Another issue highlighted by Charlamagne was one of safe spaces. How can you check up on an individual’s mental health without being intrusive? Dr. Rheeda Walker’s had important advice on the topic of reaching out for help and creating safe spaces. She believed that:
“Once you are open to the idea of mental health and healing, you should seek out help from a mental health professional who can then help you take control of your life and thought, so you can manifest that mental space better once new things happen because life will keep on happening”
Black people account for only 3% of psychologists in the USA. According to Dr. Walker, the USA does not only need more Black professionals in the field but there is also the need for culturally humble white professionals. These professionals will nurture more safe spaces where the trauma of Black clients is not being questioned or called out.
For the audience, Chico and Vezzo’s visit to Inception and their intimate conversation about their own traumas is the first step to reaching out to seek professional help. A single conversation can be monumental in one’s journey towards admitting that they need help.

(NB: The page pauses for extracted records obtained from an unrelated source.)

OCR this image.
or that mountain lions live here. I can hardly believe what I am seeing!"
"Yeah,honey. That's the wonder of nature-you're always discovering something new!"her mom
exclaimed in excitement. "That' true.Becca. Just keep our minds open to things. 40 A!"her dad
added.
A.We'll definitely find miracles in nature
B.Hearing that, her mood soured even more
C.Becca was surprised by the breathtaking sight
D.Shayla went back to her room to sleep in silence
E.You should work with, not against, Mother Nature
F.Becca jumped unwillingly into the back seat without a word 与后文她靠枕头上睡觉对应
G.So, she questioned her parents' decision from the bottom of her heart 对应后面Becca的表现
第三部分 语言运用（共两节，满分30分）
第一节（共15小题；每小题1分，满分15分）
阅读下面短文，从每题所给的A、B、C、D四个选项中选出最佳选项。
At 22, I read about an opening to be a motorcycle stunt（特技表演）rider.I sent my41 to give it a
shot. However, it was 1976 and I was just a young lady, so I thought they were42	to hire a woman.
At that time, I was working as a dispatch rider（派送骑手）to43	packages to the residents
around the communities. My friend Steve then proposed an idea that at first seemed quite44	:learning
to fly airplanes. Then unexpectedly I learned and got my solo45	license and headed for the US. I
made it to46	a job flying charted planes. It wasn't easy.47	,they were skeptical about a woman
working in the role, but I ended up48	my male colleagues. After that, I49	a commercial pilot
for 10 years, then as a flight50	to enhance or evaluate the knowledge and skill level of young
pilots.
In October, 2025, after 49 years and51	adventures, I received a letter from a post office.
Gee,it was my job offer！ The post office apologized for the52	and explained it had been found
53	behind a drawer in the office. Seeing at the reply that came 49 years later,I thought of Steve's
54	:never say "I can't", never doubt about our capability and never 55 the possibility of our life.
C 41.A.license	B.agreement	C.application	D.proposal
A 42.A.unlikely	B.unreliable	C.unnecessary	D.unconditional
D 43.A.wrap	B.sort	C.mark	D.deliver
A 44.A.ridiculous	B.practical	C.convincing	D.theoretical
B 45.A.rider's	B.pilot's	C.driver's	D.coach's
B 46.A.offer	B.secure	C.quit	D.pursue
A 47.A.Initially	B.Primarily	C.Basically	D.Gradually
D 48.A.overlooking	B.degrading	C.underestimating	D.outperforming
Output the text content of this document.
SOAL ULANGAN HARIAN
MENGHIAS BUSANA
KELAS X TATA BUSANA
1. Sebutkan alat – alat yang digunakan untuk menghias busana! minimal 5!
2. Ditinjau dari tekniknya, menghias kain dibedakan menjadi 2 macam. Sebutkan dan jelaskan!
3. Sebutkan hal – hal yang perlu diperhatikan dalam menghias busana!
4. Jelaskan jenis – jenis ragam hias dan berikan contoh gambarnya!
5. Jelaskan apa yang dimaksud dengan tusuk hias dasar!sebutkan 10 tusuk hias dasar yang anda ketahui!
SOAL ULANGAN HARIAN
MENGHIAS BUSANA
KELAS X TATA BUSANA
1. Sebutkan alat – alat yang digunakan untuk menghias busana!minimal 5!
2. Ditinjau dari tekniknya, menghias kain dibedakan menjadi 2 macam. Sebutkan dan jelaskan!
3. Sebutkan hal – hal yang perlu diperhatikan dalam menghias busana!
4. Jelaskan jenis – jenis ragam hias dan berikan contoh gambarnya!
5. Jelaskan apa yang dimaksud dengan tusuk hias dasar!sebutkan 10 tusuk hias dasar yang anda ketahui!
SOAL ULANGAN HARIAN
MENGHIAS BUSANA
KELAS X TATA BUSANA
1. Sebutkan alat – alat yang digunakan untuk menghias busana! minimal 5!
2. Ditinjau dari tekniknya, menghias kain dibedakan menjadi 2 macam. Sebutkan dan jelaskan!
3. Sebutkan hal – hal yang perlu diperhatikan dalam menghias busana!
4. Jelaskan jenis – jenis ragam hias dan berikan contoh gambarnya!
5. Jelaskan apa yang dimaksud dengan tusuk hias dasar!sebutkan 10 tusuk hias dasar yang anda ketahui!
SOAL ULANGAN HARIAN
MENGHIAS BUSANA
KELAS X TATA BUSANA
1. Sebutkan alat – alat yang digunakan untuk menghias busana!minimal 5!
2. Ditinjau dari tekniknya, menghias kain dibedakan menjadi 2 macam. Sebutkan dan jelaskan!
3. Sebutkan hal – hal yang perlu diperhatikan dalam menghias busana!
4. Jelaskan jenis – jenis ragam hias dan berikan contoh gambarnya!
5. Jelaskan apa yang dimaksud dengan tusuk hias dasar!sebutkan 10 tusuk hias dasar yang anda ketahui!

Charlamagne is no stranger to mental health issues. He was molested at the tender age of 8 and spent years dealing with PTSD and anxiety. He also spoke about how his father finally confessed to dealing with years of mental health issues and attempted suicide. Wishing his father had told him earlier so he could understand his own past, Charlamagne spoke about the importance of connecting the dots within your own family.
Lenard ‘Charlamagne Tha God’ McKelvey is a driving force for mental health advocacy in the Black Community. His relationship with anxiety since childhood and his struggle to educate and uplift members of his community have shaped his understanding of the dire need for conversations surrounding Black mental health.

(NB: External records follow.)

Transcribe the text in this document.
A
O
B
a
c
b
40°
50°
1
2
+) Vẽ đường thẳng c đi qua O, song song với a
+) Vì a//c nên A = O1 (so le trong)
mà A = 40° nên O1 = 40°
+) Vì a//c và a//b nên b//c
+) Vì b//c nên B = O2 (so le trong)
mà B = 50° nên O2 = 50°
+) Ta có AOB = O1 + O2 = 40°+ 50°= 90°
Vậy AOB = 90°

In 2019, he launched a platform called Mental Wealth Alliance (“MWA”) – a forward-thinking foundation that has been created to destigmatize, accelerate and center state-of-the-art mental health outreach and care across the U.S. while building an unprecedented long-term system of generational support for Black Communities. The initiative aims to raise at least $100 million over the next five years and is looking to associate with other Black-led institutes to help create awareness regarding mental health.
This year, Charlamagne furthered his efforts towards mental health outreach by honoring the Foster Youth at the LA County Independent Living Program’s 2021 Virtual High School Graduation & Scholarship Award Celebration. He presented five scholarships to students looking to pursue a profession in mental health. The scholarships will help support their studies in majors such as Psychology, Political Science, Social Work, and Sociology. The five students are also going to benefit from free virtual therapy sessions, whereas a sixth student will receive free sessions as well as a scholarship from an organization partnering with MWA.
Tha God’s Honest Truth has episodes that premiere weekly, exclusively on Comedy Central.